AAA selected four vehicles for testing, choosing two of each driver monitoring design type, camera-equipped and input from the steering wheel. The vehicles were as follows:

  • 2021 Cadillac Escalade with “Super Cruise™” using a driver-facing infrared camera
  • 2021 Subaru Forester with “EyeSight®” and Driver Focus using a driver-facing infrared camera
  • 2021 Hyundai Santa Fe with “Highway Driving Assist” (steering wheel)
  • 2020 Tesla Model 3 with “Autopilot” (steering wheel)

The vehicles were procured directly from the manufacturer or specialty rental fleets. AAA chose the test route due to its consistent traffic volume moving at or near the posted speed limit of 65 mph to make the testing as safe as possible. Please refer to the full report for methodology details, including specific testing equipment and the driving route.

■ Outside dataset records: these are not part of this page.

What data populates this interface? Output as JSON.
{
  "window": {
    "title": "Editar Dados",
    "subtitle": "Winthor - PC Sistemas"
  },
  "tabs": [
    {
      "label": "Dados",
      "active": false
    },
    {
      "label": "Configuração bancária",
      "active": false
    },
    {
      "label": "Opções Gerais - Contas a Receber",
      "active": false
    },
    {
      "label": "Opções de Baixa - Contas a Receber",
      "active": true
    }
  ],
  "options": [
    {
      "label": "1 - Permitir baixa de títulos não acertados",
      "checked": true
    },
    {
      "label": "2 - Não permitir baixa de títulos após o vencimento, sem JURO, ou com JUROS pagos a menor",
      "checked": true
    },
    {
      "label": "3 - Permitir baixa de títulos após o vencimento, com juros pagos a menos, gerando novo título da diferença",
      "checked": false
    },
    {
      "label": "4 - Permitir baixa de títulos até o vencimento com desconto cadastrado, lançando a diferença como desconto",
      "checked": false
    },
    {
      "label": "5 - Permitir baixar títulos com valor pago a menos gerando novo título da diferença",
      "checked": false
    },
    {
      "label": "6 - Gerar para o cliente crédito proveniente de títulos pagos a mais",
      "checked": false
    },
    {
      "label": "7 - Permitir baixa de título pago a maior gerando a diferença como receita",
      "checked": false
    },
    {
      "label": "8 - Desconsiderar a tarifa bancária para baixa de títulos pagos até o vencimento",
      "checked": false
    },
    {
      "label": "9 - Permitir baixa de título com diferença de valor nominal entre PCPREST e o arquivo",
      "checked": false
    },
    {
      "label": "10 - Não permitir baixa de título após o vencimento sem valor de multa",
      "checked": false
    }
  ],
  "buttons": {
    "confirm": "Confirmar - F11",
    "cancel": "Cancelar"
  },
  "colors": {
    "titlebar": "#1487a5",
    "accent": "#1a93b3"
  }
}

Active driving assistance, which is classified as Level 2 driving automation on SAE International’s scale of Level 0 to Level 5 and includes lane-keeping assistance and adaptive cruise control, provides the highest level of automated vehicle technology available to the public today. It also means that constant driver supervision is required. Most drivers will only interact with vehicle automation through these systems, which according to previous AAA research, are far from 100% reliable.